Ça et là de la table, du miel, du karité, de l’oseille de Guinée, du gingembre, des cristaux de menthe, des mixtures et des poudres de toutes les couleurs que la vendeuse, une femme de forte corpulence au teint incertain et au maquillage ocre, manipule en faisant des gestes discrets vers le bas-ventre.
D’abord, ces produits sont faits pour la gastronomie. Mais pour les initiées comme Maty, il y a là tout un arsenal pour rendre «saf» (épicé) le sexe.
Emmitoufflée dans un large voile aubergine, elle essaie de se fondre dans le décor de la rue. Vingt-cinq ans, visage harmonieux éclairé par deux grands yeux en amande, elle aurait pu être d’une grande beauté si elle s’était laissée aller à quelques coquetteries.
Mais, les traits encore durcis par l’insulte de son mari, la jeune épousée est toute à son désir de prendre sa revanche sexuelle, quitte à transformer son vagin en cuisine. Au menu ce soir, une toilette intime d’eau citronnée suivie d’un suppositoire à base de karité et de miel, devrait permettre à son homme de déguster et d’en redemander. Et à son mariage de se stabiliser.
C’est l’assurance de nombreuses Sénégalaises qui ont fini de transformer le vagin en cuisine, selon la nouvelle conception de l’art du «jongué».
Un plateau de condiments pour l’excitation, le bon goût ou le rafermissement vaginal
Une après-midi calme, dans une ruelle calme de la périphérie de Grand-Dakar, dans une maison calme. Assises au milieu d’un salon au style baroque, quatre jeunes dames discutent autour d’un plateau de produits.
De temps en temps, des rires coquins troublent l’atmosphère privée de la rencontre. «J’entends souvent les femmes dire qu’elles ont un problème de sécheresse vaginale, mais moi, c’est le contraire. Mon problème est surtout comment donner un goût sucré à mon fluide», rigole Mame Marie en soupesant un pot de poudre blanc crème.
C’est le produit numéro 3 du plateau, un mélange de sucre glace et de plantes naturelles censé faire mouiller et conférer une bonne odeur au vagin.
C’est ce que dit la vendeuse, une jeune femme volubile, à la locution parfaite et à l’art de la persuasion consommé. Sa manière de placer sans l’air d’y toucher son métier dans l’agro-business, ses mises en garde répétitives contre la destruction de la flore vaginale, la mise en évidence de sa propre personne comme cobaye pour chaque produit, concourent à rassurer les clientes et endormir leurs méfiances sur les composants et les dosages distillés.

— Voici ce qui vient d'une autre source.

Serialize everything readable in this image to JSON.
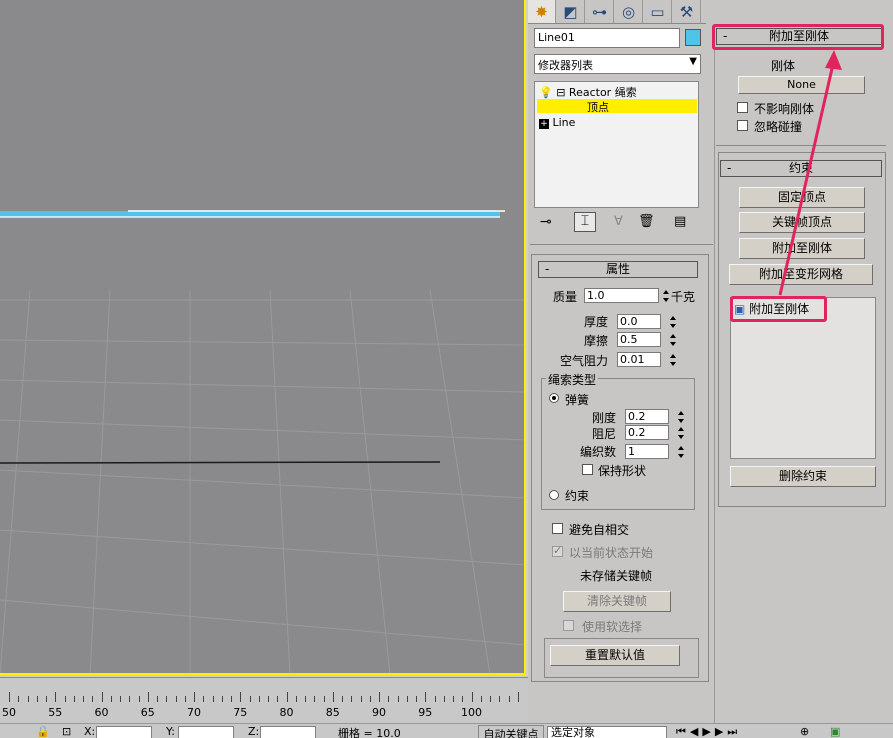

D’ailleurs, celles qui arrivent jusqu’ici n’en sont plus à ces détails. Pour l’essentiel, la clientèle est composée d’épouses désespérées par le manque d’appétit sexuel de l’époux.
Dans un sursaut, elles viennent là pour sauver leur mariage. Et sont, pour la plupart, prêtes à tout essayer. À tout incorporer dans la chaleur de leur intimité pour le plaisir de leur partenaire. De la cannelle, du sucre glace, du sel fin, de l’ail, de la menthe, du nep-nep, du gingembre, du miel, de la poudre de gowé, de la poudre de « ndir »…
Au départ, Mame Marie, mariée depuis 5 ans, ne s’intéressait pas vraiment à cette cuisine d’un autre genre, mais depuis son accouchement l’année dernière, elle a senti un changement dans la manière dont son mari fuit les relations sexuelles.
Sujette à de multiples infections, elle apprend, sur les groupes de femmes sur Facebook, à utiliser l’ail comme antifongique en l’insérant, le temps d’une nuit, au fond du vagin.
«L’odeur était encore pire et mon mari n’a pas voulu m’approcher», se rappelle-t-elle avec dégoût au milieu de la conversation des «pour ou contre» dans le salon.
Les ovules à base de karité et de nep-nep ont marché pour un temps, mais elles étaient trop salissantes pour les draps. En désespoir de cause, elle a atterri dans cette vente privée avec l’idée d’en repartir avec le produit numéro 3.
Mais la vendeuse a tant et si bien vanté la qualité de ses condiments qu’elle s’est retrouvée avec toute une panoplie à tester pour l’excitation, le bon goût ou le raffermissement vaginal. Le secret de l’hôtesse est aussi simple que sournois.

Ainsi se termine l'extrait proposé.